On the evening of August 4, 1952, while they were holidaying in France, the Drummond family made a stop along the National Highway 96, at 165 meters from La Grand'Terre, a farm in the municipality of Lurs in the Basses-Alpes. A bridge spanned the railway 60m from the road. A path winds on either side of the railway line and the slope of the Durance. That evening the Dominici family, who owned the farm, were having a party to celebrate the end of the harvest. In the early hours of the morning, on the night of August 4 to 5, six or seven shots were heard, at approximately 1.10AM.
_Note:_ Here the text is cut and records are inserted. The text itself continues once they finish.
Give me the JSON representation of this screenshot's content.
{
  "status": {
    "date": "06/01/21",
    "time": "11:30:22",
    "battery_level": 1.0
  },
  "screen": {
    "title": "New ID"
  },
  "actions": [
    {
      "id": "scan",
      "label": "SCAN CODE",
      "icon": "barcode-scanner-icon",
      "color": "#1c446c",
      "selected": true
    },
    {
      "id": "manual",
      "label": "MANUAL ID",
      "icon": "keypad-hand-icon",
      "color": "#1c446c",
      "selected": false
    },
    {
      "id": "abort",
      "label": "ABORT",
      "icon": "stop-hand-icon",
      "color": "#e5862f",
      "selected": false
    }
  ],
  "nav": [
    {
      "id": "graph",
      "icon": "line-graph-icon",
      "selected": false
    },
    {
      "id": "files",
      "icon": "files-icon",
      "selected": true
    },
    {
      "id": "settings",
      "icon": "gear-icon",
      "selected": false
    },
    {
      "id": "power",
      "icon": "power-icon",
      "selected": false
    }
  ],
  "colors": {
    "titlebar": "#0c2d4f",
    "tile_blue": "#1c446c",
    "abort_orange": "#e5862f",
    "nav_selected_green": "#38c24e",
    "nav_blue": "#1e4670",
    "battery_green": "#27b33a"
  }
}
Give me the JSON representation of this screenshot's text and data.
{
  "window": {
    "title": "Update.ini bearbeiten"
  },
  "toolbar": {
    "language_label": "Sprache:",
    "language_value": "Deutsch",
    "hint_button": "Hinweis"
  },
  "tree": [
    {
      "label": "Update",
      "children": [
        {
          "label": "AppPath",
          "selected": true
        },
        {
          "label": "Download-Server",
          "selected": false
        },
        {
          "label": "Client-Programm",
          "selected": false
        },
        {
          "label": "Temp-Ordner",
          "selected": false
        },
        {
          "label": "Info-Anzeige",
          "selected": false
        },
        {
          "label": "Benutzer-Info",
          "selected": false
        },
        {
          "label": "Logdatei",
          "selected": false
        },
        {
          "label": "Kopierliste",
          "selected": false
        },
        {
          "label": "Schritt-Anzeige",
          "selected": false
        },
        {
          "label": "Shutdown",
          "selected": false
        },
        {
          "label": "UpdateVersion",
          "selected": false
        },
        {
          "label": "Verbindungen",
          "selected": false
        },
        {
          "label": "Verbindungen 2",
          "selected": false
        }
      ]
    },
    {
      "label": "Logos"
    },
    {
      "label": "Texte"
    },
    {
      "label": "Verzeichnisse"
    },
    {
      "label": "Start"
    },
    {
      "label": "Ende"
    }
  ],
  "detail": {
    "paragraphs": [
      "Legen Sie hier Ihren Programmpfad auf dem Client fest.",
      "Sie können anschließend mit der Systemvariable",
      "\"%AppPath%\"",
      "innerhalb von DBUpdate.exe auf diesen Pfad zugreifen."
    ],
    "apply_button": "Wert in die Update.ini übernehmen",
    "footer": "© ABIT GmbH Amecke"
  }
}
The following dawn Gustave Dominici reported to a passing motorcyclist that he had found the body of a young girl whose head had apparently been smashed in. He asked the cyclist to contact the police. Shortly thereafter, the bodies of Mr and Mrs Drummond were found near their car, apparently shot to death.

Family patriarch Gaston Dominici was convicted of the three murders in 1957 and sentenced to death, though it was widely believed that his guilt had not been clearly established. In 1957, President René Coty commuted the sentence to life imprisonment, and on 14 July 1960, President Charles de Gaulle ordered Gaston Dominici's release on humanitarian grounds due to his poor health, but he was never pardoned or given a re-trial. Gaston Dominici died April 4, 1965.